Additionally, the effects of a lack of process automation (particularly, human error) can increase a company’s risk profile, an auditor’s workload, and time spent by internal employees supporting the audit. The increase in risk and time to validate can also create incremental costs for overtime and overall growth of auditor fees.
To effectively validate the numbers generated by high risk manual processes, companies are going through frequent audits: 94% of respondents say they go through process audits at least once a year.
As a business grows, revenue process complexity tends to grow as well. Nearly half (47%) of respondents are frequently asked to support growing complexity and manual interventions into transaction processing and reporting without additional headcount.

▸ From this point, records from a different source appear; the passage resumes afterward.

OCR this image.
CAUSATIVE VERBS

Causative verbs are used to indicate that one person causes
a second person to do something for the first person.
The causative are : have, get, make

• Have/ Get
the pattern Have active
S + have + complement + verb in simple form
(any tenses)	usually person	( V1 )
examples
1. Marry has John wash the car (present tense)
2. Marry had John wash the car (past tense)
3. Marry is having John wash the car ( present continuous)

In lieu of increasing headcount, it is imperative to include automation within revenue accounting processes and controls that can help mitigate risk and reduce overall company costs as the business grows.
According to Gartner, automating at least 25% of internal controls decreases audit fees by 27%. Revenue automation enhances a company’s risk profile, allows it to conduct system audits, and saves time for internal revenue teams, allowing them to focus on analytics and business partnering while reducing audit costs. With automation also comes the enhanced security of access controls, which are essentially non-existent with manual spreadsheets.
With the current state of revenue accounting, leaders acknowledge the need for more resources: 79% of respondents agree that they need a higher level of automation, and 78% expect an increase in headcount in the next 12 months due to the complex and/or manual interventions required for reporting.
At the same time, executives aren’t yet fully on board with automation—67% of respondents say they struggle to get buy-in from leadership in order to implement revenue automation.
Given the many hats CFOs and other finance executives must wear, it’s not surprising that they might not always have full visibility into the nuances of the revenue process. Bringing leadership up to speed on the current process, risks, and the implications for supporting new go-to-market models, products, and pricing, can help make the business case for automation.
Educating finance executives on the benefits of end-to-end revenue automation and the cost of inaction can help revenue leaders make the case for automation. Leveraging advisory firms and technology vendors can also help revenue leaders create compelling, data-driven business cases for automation that can then be used as tools for gaining executive buy-in.
It seems paradoxical that the most important line on the income statement does not get enough attention from finance and accounting executives when it comes to automation and process improvement. While resources are spent to streamline and optimize other business processes, revenue accounting is still largely performed with manual labor and spreadsheets.